Actions (cards that can be played directly from the hand) usually indicate a target, or sometimes have a global effect that affects all cards on the board.

Combat takes place when two units try to occupy the same position on the game board. A unit has a power number that determines how much damage it can deal and absorb. When a unit receives more damage than its power number, it is destroyed. Some units are given special abilities that modify their power.

===Deck construction===
Constructing a card deck is a significant part of gameplay in Cabals: Magic & Battle Cards. A deck may contain any number of cards but must maintain a minimum of 30 cards. There is a limit of three repeat cards per deck. Each deck includes a special Hero unit that has a powerful once-per-game ability. Cards that can be placed into a deck are limited by the special Hero unit that is chosen - meaning that some cards are available only to certain heroes, while other cards are prohibited.

==Reception==
Cassandra Khaw of TouchArcade gave Cabals: The Card Game a review of 4/5 stars, stating "Cabals is easy to grasp and surprisingly deep for something that can, at times, feel like a distilled version of the genre."

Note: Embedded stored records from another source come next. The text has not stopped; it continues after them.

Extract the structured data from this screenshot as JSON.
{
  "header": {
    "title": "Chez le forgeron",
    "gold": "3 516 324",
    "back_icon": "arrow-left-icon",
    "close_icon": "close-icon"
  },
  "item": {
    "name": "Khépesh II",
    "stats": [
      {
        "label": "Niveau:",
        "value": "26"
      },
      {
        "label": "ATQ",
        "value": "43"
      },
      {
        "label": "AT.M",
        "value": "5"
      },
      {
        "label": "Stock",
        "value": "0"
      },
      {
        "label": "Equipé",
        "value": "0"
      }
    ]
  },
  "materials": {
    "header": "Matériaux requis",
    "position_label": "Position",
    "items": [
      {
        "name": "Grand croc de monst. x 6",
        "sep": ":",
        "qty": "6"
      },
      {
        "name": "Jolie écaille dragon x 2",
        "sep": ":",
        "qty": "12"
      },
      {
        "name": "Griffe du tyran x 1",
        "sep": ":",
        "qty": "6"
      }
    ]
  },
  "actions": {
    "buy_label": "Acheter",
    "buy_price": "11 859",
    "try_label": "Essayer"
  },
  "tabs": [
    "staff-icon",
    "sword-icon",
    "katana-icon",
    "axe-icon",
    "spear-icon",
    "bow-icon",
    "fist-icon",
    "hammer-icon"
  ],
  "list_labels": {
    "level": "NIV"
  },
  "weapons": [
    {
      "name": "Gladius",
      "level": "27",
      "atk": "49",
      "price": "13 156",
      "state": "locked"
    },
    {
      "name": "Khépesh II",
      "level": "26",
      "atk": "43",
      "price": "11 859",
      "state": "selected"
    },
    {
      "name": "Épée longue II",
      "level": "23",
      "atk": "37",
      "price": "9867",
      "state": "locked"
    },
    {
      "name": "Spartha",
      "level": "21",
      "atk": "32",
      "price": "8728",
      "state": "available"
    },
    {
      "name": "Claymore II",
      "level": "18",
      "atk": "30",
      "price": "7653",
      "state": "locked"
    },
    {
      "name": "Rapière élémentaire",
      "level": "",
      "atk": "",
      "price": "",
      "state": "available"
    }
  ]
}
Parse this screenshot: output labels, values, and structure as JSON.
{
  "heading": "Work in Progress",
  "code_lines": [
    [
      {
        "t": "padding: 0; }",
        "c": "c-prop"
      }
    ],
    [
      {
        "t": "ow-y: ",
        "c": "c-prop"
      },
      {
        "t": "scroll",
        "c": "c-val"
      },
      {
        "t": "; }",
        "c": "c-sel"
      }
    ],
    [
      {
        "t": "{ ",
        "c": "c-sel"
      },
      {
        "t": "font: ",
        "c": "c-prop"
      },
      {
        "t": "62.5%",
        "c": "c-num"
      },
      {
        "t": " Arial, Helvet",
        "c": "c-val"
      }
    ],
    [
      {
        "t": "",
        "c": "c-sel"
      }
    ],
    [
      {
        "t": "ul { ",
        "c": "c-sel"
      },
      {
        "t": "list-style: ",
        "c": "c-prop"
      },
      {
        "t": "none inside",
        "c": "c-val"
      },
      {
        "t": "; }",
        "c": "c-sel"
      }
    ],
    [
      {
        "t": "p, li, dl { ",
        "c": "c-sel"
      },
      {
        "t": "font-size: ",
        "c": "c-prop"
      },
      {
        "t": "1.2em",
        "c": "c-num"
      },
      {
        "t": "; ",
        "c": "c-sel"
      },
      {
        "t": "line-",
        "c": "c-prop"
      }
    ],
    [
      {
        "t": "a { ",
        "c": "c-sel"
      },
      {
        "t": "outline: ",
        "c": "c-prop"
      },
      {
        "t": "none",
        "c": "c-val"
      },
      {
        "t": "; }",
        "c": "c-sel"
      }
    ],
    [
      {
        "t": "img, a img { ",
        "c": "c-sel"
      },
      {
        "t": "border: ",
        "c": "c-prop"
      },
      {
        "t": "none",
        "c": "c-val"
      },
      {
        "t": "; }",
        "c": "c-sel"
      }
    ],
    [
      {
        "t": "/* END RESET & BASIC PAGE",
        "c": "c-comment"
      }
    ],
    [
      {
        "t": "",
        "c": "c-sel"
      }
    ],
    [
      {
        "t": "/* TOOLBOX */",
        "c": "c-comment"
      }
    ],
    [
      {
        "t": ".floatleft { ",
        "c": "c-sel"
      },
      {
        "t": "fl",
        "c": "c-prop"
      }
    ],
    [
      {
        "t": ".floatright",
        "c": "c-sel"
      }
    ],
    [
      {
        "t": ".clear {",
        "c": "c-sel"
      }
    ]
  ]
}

Adam Smith of Rock, Paper, Shotgun stated that "I do like the art style [though] and for some reason the use of a board makes this somehow more gripping. I reckon I'm either going to be addicted to it by the end of the month, or I'll have all but forgotten it exists."

Brad Cummings of BoardGameGeek gave Cabals: The Card Game a review of 4/5 stars, stating, "The cross-platform features generally work well, and it offers a lot of content at a low entry fee. The tactical play is a great direction to take deck building and makes the game about more than chaining combos."

Geoff Gibson of DIY Gamer gave Cabals: The Card Game a generally positive review (no ranking), stating, "Anybody who enjoys card games should get a kick out of Cabals, especially because of its very detailed card designs."